My wife and I are pretty concerned, so we asked him, "Who did that in school?", "Who taught you to say that?" The reason we asked is because some of these are not what we modeled at home.

He replied and named a classmate whom he had favour on. Apparently, he is picking up and following what she does in school. This is one reason why homeschooling can build a stronger foundation in a child before he faces the real world. Of course, homeschooling is not so much about schooling a child at home. It is more about extended parenting where the child models after the parents because of constant exposure and connection. We teach what we know, but we reproduce who we are.
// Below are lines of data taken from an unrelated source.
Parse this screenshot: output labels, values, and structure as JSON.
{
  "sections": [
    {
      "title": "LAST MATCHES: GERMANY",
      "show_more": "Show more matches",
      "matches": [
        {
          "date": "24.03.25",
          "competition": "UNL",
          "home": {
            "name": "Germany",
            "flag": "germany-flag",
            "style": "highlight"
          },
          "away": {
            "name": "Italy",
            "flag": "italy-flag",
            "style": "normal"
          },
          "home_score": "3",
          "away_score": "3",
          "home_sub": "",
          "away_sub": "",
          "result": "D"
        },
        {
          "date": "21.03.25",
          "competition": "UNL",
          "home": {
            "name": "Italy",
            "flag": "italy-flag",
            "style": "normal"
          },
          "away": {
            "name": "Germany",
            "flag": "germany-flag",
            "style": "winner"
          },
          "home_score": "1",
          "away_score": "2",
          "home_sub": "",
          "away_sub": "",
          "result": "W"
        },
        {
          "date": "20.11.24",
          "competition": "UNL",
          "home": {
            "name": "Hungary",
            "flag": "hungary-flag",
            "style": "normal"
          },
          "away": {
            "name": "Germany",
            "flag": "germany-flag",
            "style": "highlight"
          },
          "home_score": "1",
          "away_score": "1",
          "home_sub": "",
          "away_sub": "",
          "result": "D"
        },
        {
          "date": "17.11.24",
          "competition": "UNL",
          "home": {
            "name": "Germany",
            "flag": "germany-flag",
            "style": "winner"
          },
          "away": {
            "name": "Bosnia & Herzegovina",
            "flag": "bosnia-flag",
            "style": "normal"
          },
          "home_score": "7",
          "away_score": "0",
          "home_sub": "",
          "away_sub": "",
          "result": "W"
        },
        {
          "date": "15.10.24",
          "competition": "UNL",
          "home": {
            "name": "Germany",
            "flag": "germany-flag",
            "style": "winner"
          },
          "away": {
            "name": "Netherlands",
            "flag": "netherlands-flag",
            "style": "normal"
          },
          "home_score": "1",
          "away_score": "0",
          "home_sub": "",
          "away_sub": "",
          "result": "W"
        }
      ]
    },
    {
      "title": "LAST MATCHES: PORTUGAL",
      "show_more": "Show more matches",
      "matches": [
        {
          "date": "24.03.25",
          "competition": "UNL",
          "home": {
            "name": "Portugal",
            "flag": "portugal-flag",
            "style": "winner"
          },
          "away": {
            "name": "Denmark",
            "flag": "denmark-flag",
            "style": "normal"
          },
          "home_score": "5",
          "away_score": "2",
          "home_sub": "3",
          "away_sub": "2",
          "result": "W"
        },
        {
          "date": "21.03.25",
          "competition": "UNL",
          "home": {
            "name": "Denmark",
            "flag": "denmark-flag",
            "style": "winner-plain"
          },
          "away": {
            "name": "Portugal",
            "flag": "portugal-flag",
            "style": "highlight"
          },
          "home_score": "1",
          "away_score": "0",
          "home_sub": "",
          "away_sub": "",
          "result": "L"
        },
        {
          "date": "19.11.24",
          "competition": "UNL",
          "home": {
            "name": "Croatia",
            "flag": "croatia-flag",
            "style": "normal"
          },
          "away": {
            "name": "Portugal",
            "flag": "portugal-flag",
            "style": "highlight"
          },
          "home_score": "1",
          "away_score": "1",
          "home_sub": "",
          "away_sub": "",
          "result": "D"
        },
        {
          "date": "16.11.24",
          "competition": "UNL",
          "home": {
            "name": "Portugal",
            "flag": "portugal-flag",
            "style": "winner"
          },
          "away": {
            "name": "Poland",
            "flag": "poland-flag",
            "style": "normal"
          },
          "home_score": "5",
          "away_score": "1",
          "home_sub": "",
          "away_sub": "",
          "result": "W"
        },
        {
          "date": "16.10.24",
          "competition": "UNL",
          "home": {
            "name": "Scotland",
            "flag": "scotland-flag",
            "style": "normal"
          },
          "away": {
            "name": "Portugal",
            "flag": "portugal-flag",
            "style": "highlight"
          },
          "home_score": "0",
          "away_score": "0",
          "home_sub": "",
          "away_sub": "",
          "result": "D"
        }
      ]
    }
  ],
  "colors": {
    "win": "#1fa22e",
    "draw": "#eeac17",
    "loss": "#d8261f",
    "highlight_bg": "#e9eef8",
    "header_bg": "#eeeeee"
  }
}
We can model without parenting, but we can't parent without modeling.

Out of immediate response, I said, "J, do not say that. That is rude", "J, I have said many times. Do not shout." But I realised that the more I told him not to respond in that unkind manner, the more he would do it.

Although he has made some progress, it happened again and again after a short period of time - the next day or even within the same day.

As I was reflecting on this, the Holy Spirit highlighted to me the verses in Romans 7:8-9.

'Apart from the law sin is dead. I was alive once without the law, but when the commandment came, sin revived and I died.'

The more I teach J "do not do/say this" or "do this", the more he wants to rebel. It is arousing the flesh to respond to the 'law'. But apart from the law, sin is dead. In other words, the more I tell him what he should be doing, the more I give power to his act of rebellion.

Some would suggest caning or punishment, which I don't subscribe to, because: 

1) In my view of God, He doesn't resort to that.
2) It produces outward obedience with no true form of transformation.

What we are looking for is an inward transformation, leading to an outward behaviour.

I began to switch to using questions to draw out his identity - "J, you are a patient and cooperative boy. Would you be patient?", "J, what do you think about shouting? Do you think it's okay to shout at Papa?"

He would take a while to cool down, which he has the rights to do so and express his feeling. Then he would say, "No." And eventually, he would apologise.

It still takes much reminders (like what God does towards us) and patience on our end to respond to him. I am learning. 

I believe that if we parent our child's identity, it will produce the outward behaviour we hope to see. Most of the times, we just want to quickly conform him to that behaviour without wanting to go through the process of developing his identity. Conforming may seem fast and effective, but it is disastrous when our child reaches the teenage years.